Trinity had never felt so out of her depth in her whole life. Especially with big, blonde, knock-’em-dead gorgeous Inga Rice standing three inches taller that she did.
TRINITY gave herself a pep talk all the way home. She’d left on the dot of five. Her head was about to explode like those of the little aliens in
Mars Attacks!
“I can do this.”
Except that Inga hated her.
“I can make her my friend.”
Except that Inga had wanted Trinity’s job. Had believed she
deserved
the job.
Trinity was nice, she was personable, she went out of her way to make people feel comfortable. Even old ladies liked her! Trinity liked to be liked. She’d never dealt with such animosity, at least not right in her face. Sure, at the country club there was a bit of vindictive backstabbing, but this was . . . different. She couldn’t quite comprehend it, except to liken it to junior high when that nasty gang of girls had picked on Faith mercilessly until Trinity stepped in and gave them what for.

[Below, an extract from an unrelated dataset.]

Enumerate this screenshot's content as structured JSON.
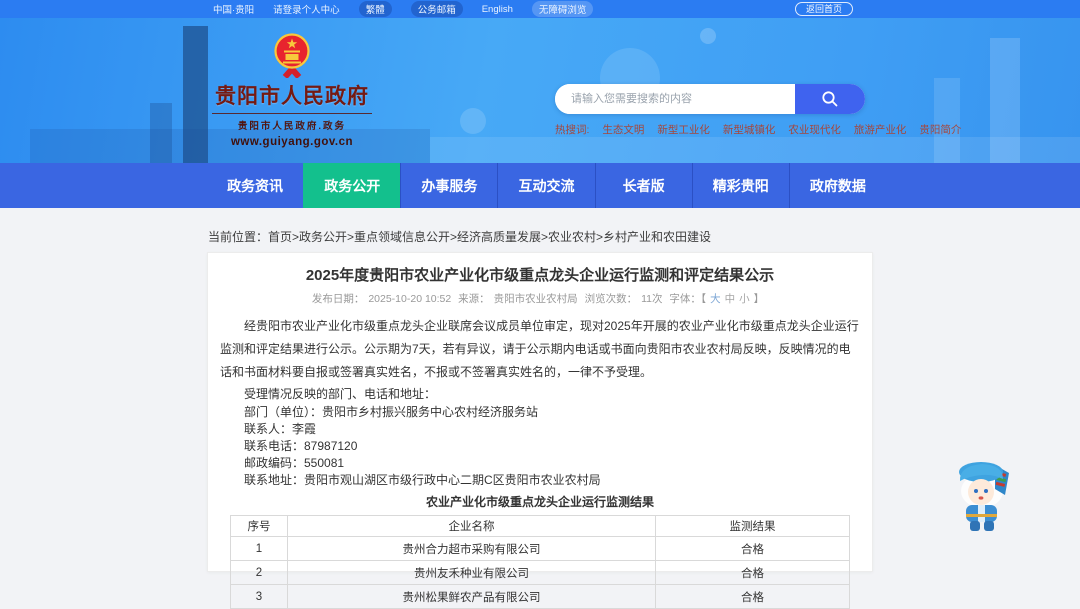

It was just that Inga was so . . . pretty? No. In all honesty, Trinity was pretty. She wasn’t stuck-up, but she knew she was pretty. Good bone structure from her mother. Her mama had been absolutely gorgeous. Trinity always strove to be perfect like she’d been.
Everyone
loved her mother.
A light turned red before she even saw it turn yellow, and Trinity slammed on the brakes. At least no one rear-ended her.
Back to Inga. It wasn’t jealousy or anything like that. It didn’t bother her that men’s eyes followed Inga’s swaying backside while they were still shaking Trinity’s hand.
The light turned. She told herself to pay attention, but all she could see was Anthony dabbing the sweat off his head and Boyd all googly-eyed over Inga . . . or rather Inga’s breasts.
It was Inga’s bosom. That’s what bothered Trinity. Inga had bosoms. Like Harper’s harpy.
After thirty years of feeling fine with her body, suddenly, Trinity wasn’t sure she was good enough. It was demoralizing. She felt oodles of empathy for Faith, who’d
always
felt inadequate. Not that Faith
was
inadequate. She was gorgeous and perfect. Certainly Connor thought so and adored her.